Here’s a letter to the Wall Street Journal:

Perhaps Ed Slattery is right that the costs of allowing longer trucks on highways – including costs in the form of increased dangers to motorists – will be greater than the benefits (Letters, Feb. 12).  But perhaps he’s wrong.  Who knows?  After all, it’s plausible that allowing trucks to be longer will so reduce the number of trucks on the highways that the total damage that trucks cause to highways, roads, tunnels, and bridges, as well as the risks of highway accidents caused by trucks, will fall.

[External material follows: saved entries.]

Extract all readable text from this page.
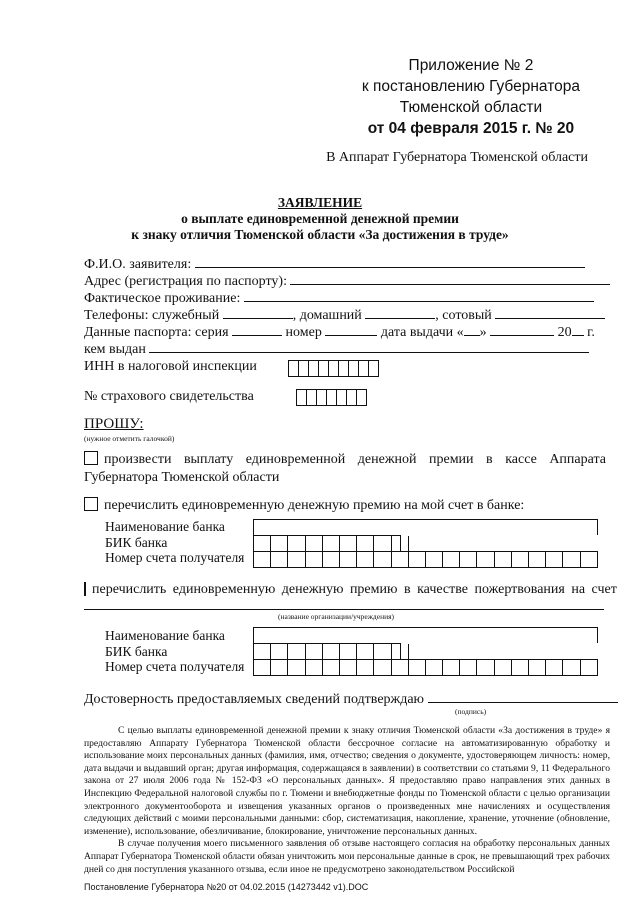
Приложение № 2
к постановлению Губернатора
Тюменской области
от 04 февраля 2015 г. № 20
В Аппарат Губернатора Тюменской области
ЗАЯВЛЕНИЕ
о выплате единовременной денежной премии
к знаку отличия Тюменской области «За достижения в труде»
Ф.И.О. заявителя:
Адрес (регистрация по паспорту):
Фактическое проживание:
Телефоны: служебный	, домашний	, сотовый
Данные паспорта: серия	номер	дата выдачи « »	20 г.
кем выдан
ИНН в налоговой инспекции
№ страхового свидетельства
ПРОШУ:
(нужное отметить галочкой)
произвести выплату единовременной денежной премии в кассе Аппарата Губернатора Тюменской области
перечислить единовременную денежную премию на мой счет в банке:
Наименование банка
БИК банка
Номер счета получателя
перечислить единовременную денежную премию в качестве пожертвования на счет
(название организации/учреждения)
Наименование банка
БИК банка
Номер счета получателя
Достоверность предоставляемых сведений подтверждаю
(подпись)
С целью выплаты единовременной денежной премии к знаку отличия Тюменской области «За достижения в труде» я предоставляю Аппарату Губернатора Тюменской области бессрочное согласие на автоматизированную обработку и использование моих персональных данных (фамилия, имя, отчество; сведения о документе, удостоверяющем личность: номер, дата выдачи и выдавший орган; другая информация, содержащаяся в заявлении) в соответствии со статьями 9, 11 Федерального закона от 27 июля 2006 года № 152-ФЗ «О персональных данных». Я предоставляю право направления этих данных в Инспекцию Федеральной налоговой службы по г. Тюмени и внебюджетные фонды по Тюменской области с целью организации электронного документооборота и извещения указанных органов о произведенных мне начислениях и осуществления следующих действий с моими персональными данными: сбор, систематизация, накопление, хранение, уточнение (обновление, изменение), использование, обезличивание, блокирование, уничтожение персональных данных.
В случае получения моего письменного заявления об отзыве настоящего согласия на обработку персональных данных Аппарат Губернатора Тюменской области обязан уничтожить мои персональные данные в срок, не превышающий трех рабочих дней со дня поступления указанного отзыва, если иное не предусмотрено законодательством Российской
Постановление Губернатора №20 от 04.02.2015 (14273442 v1).DOC
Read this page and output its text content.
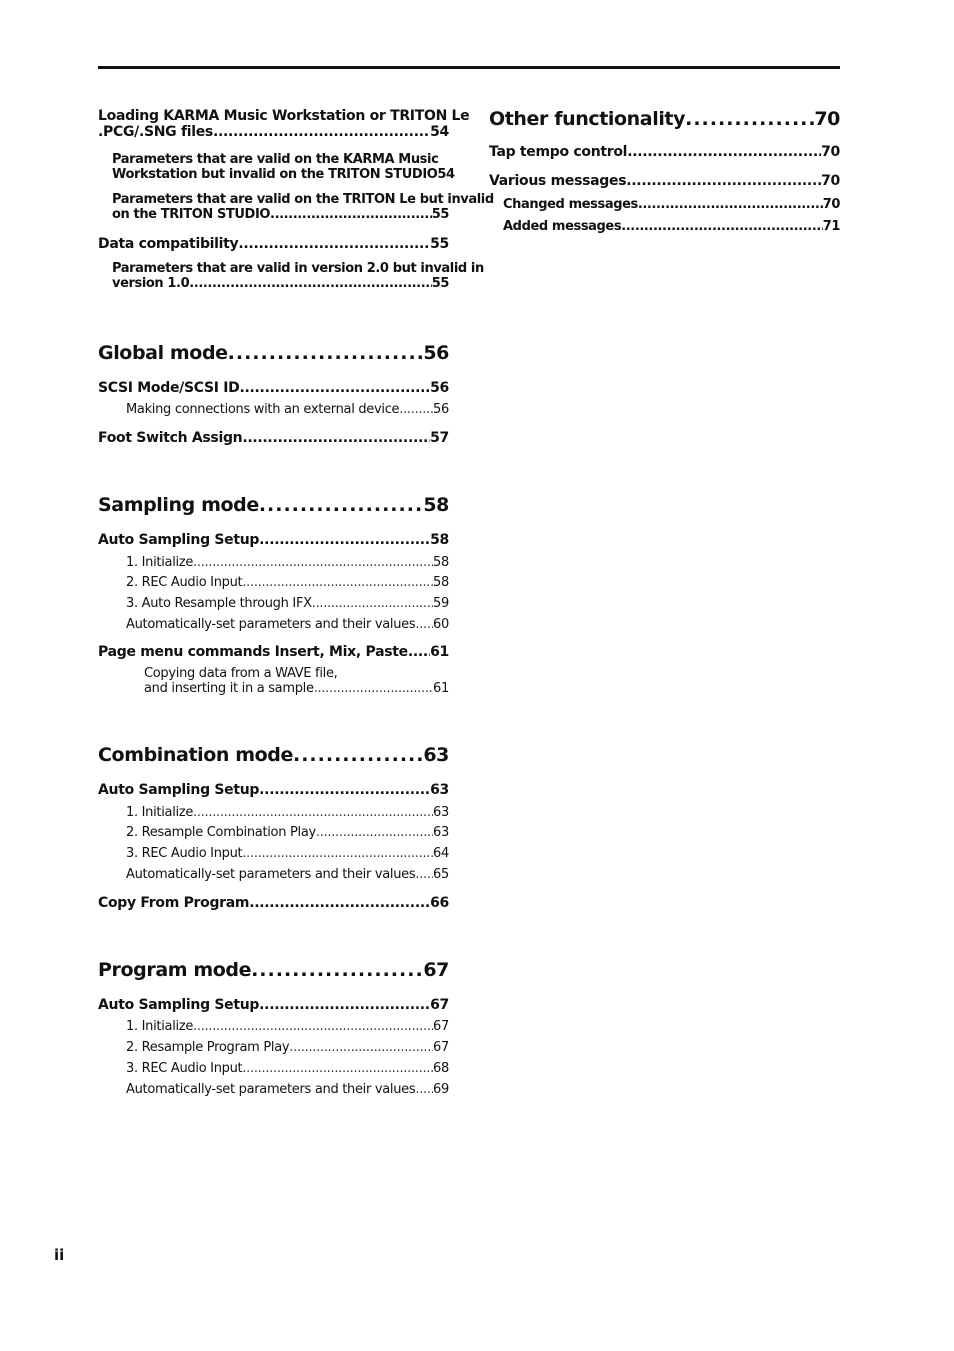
Loading KARMA Music Workstation or TRITON Le
.PCG/.SNG files .....	54
Parameters that are valid on the KARMA Music
Workstation but invalid on the TRITON STUDIO 54
Parameters that are valid on the TRITON Le but invalid
on the TRITON STUDIO .....	55
Data compatibility .....	55
Parameters that are valid in version 2.0 but invalid in
version 1.0 .....	55
Global mode .....	56
SCSI Mode/SCSI ID .....	56
Making connections with an external device .....	56
Foot Switch Assign .....	57
Sampling mode .....	58
Auto Sampling Setup .....	58
1. Initialize .....	58
2. REC Audio Input .....	58
3. Auto Resample through IFX .....	59
Automatically-set parameters and their values ..... 60
Page menu commands Insert, Mix, Paste ..... 61
Copying data from a WAVE file,
and inserting it in a sample .....	61
Combination mode .....	63
Auto Sampling Setup .....	63
1. Initialize .....	63
2. Resample Combination Play .....	63
3. REC Audio Input .....	64
Automatically-set parameters and their values ..... 65
Copy From Program .....	66
Program mode .....	67
Auto Sampling Setup .....	67
1. Initialize .....	67
2. Resample Program Play .....	67
3. REC Audio Input .....	68
Automatically-set parameters and their values ..... 69
Other functionality .....	70
Tap tempo control .....	70
Various messages .....	70
Changed messages .....	70
Added messages .....	71
ii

Were highways privately owned and operated, highway owners would have much stronger incentives than do government administrators to discover the ‘optimal’ maximum size of trucks to allow on highways.  Because government officials, who today make those decisions, have almost nothing personally at stake in imposing whatever rules they impose – and because their one-size-fits-all rules prevent simultaneous experimentation with different rules – there is no good reason to believe these bureaucrats strike anything close to the optimal balance between costs and benefits.

Sincerely,
Donald J. Boudreaux
Professor of Economics
and
Martha and Nelson Getchell Chair for the Study of Free Market Capitalism at the Mercatus Center
George Mason University
Fairfax, VA  22030

UPDATE: Frank Stephenson e-mails the following excellent point: “Might also be safer if the marginal drivers who lose truck-driving jobs are more dangerous than the average driver.”